Employee specifically recognizes and affirms that the provisions of Section 11 are material and essential terms of this Agreement.
12. Non-Admission. This Agreement, and the payment of money and other consideration provided by Company under this Agreement, is not an admission or indication of any wrongdoing by the Company, the Partnership or Employee.
13. Entire Agreement. Employee agrees that this Agreement and the Employment Agreement constitute the complete agreement between the parties and that no other representations have been made by Company and that the terms hereof may not be modified except by a written instrument signed by Company and Employee.
14. Severability. In the event that any provision of this Agreement should be held to be void, voidable, or unenforceable, the remaining portions hereof shall remain in full force and effect, except that if the entire Release found in Section 4 is determined to be unenforceable, then Company’s promises made to Employee in Section 2(a) above shall be immediately null and void and any payments already paid shall be returned or reimbursed by Employee.
15. Interpretation Under State Law. This Agreement shall be construed under the laws of the State of Texas without regard to any conflict of laws provisions thereunder.
16. Headings. The headings used in this Agreement are inserted solely for convenience and shall not be used to interpret the meaning of this document.

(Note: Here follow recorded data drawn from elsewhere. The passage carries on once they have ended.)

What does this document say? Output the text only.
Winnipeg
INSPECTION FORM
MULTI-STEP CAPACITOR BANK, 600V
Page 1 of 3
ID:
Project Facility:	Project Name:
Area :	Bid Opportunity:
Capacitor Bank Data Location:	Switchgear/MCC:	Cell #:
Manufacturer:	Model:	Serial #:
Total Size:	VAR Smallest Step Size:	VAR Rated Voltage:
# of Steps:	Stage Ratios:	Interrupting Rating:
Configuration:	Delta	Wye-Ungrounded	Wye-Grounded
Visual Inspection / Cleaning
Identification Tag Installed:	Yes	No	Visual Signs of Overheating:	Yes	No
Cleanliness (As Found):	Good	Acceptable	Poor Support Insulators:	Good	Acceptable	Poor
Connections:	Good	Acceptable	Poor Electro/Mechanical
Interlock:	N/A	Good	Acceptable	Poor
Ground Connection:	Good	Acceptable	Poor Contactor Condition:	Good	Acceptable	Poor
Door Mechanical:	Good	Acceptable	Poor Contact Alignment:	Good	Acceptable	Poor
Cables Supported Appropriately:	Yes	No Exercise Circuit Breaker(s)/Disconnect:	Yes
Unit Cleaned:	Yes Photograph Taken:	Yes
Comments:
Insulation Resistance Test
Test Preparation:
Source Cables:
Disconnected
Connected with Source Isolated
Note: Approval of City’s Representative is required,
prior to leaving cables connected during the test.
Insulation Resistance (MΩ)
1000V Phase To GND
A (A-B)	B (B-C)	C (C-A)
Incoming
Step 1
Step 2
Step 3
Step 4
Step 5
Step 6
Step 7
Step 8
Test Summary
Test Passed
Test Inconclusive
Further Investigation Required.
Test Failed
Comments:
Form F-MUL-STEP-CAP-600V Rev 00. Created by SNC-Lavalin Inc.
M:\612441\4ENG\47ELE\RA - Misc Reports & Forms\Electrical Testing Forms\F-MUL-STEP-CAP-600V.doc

17. Knowing and Voluntary. By signing below, Employee knowingly and voluntarily accepts this Agreement and does so of Employee’s own free will.
18. Section 409A. Notwithstanding anything in this Agreement to the contrary, the parties intend that this Agreement shall comply with Section 409A of the Internal Revenue Code of 1986, as amended, to the extent applicable, and this Agreement shall be interpreted in a manner consistent with such intent. Notwithstanding anything to the contrary, to the extent that any benefit under this Agreement is determined to be subject to Section 409A of the Code, in no event shall the Company or Partnership, or any of its and their affiliates, specifically including Energy Transfer LP, or any director, officer, employee, delegate, agent or representative thereof, be responsible for any tax, penalty or other liability arising from a violation of Section 409A.
[SIGNATURE PAGE FOLLOWS]
IN WITNESS WHEREOF, the parties, intending to be legally bound, have executed this Agreement effective as of the date set forth below.
USA COMPRESSION GP, LLC | |||||
/s/Micah Clint Green | |||||
Micah Clint Green | |||||
President & Chief Executive Officer | |||||
Dated: | 12/19/2024 | ||||
EMPLOYEE | |||||
/s/Sean Kimble | |||||
Sean Kimble | |||||
Dated: | 12/11/2024 |
Please return executed originals of this Agreement by regular mail to Christopher W. Porter, USA Compression Partners, 111 Congress Avenue, Suite 2400, Austin, Texas 78701.